Modèles et plateformes d’IA
Les chercheurs en IA conçoivent un programme pour générer des effets sonores pour les films et les médias
Les chercheurs de l’Université du Texas à San Antonio ont créé une application basée sur l’IA capable d’observer les actions qui se déroulent dans une vidéo et de créer des effets sonores artificiels pour les accompagner. Les effets sonores générés par le programme sont si réalistes que lorsque des observateurs humains ont été interrogés, ils ont généralement pensé que les effets sonores étaient légitimes.
Le programme responsable de la génération des effets sonores, AudioFoley, a été détaillé dans une étude récemment publiée dans les IEEE Transactions on Multimedia. Selon IEEE Spectrum, le programme d’IA a été développé par Jeff Provost, professeur à l’UT San Antonio, et Sanchita Ghose, étudiante en doctorat. Les chercheurs ont créé le programme en utilisant plusieurs modèles d’apprentissage automatique joints ensemble.
La première tâche pour générer des effets sonores appropriés aux actions à l’écran était de reconnaître ces actions et de les mapper aux effets sonores. Pour cela, les chercheurs ont conçu deux modèles d’apprentissage automatique différents et ont testé leurs approches différentes. Le premier modèle fonctionne en extrayant des cadres à partir des vidéos qu’il reçoit et en analysant ces cadres pour des caractéristiques pertinentes comme les mouvements et les couleurs. Ensuite, un second modèle a été utilisé pour analyser la façon dont la position d’un objet change entre les cadres, pour extraire des informations temporelles. Ces informations temporelles sont utilisées pour anticiper les prochaines actions probables dans la vidéo. Les deux modèles ont des méthodes différentes d’analyse des actions dans la séquence, mais ils utilisent tous deux les informations contenues dans la séquence pour deviner quel son accompagnerait le mieux.

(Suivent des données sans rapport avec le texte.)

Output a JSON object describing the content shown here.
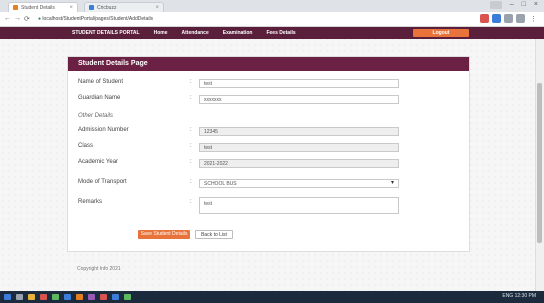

La prochaine tâche est de synthétiser le son, et cela est accompli en faisant correspondre les activités/mouvements prédits à des échantillons de son possibles. Selon Ghose et Prevost, AutoFoley a été utilisé pour générer des sons pour 1000 courtes séquences, présentant des actions et des objets tels qu’un incendie, un cheval qui court, des horloges qui tickent et de la pluie qui tombe sur des plantes. Alors qu’AutoFoley a été le plus réussi pour créer des sons pour des séquences où il n’y avait pas besoin d’une correspondance parfaite entre les actions et les sons, et qu’il a eu des difficultés à faire correspondre des séquences où les actions se produisaient avec plus de variation, le programme a tout de même réussi à tromper de nombreux observateurs humains en leur faisant choisir les sons générés par rapport au son qui accompagnait à l’origine la séquence.
Prevost et Ghose ont recruté 57 étudiants de l’université et les ont fait regarder différentes séquences. Certaines séquences contenaient l’audio d’origine, d’autres contenaient de l’audio généré par AutoFoley. Lorsque le premier modèle a été testé, environ 73 % des étudiants ont choisi l’audio synthétisé comme l’audio d’origine, en ignorant le son réel qui accompagnait la séquence. L’autre modèle a performé légèrement moins bien, avec seulement 66 % des participants qui ont choisi l’audio généré par rapport à l’audio d’origine.
Prevost a expliqué qu’AutoFoley pourrait potentiellement être utilisé pour accélérer le processus de production de films, de télévision et d’autres pièces de média. Prevost note qu’une piste Foley réaliste est importante pour rendre les médias engageants et crédibles, mais que le processus de Foley prend souvent beaucoup de temps à compléter. Avoir un système automatisé qui pourrait gérer la création d’éléments de base Foley pourrait rendre la production de média moins chère et plus rapide.
Actuellement, AutoFoley a certaines limitations notables. Tout d’abord, alors que le modèle semble performer bien lorsqu’il observe des événements qui ont des mouvements stables et prévisibles, il souffre lorsqu’il essaie de générer de l’audio pour des événements avec une variation dans le temps (comme les tempêtes). Au-delà de cela, il exige également que le sujet de classification soit présent dans toute la séquence et ne quitte pas le cadre. L’équipe de recherche vise à résoudre ces problèmes avec les prochaines versions de l’application.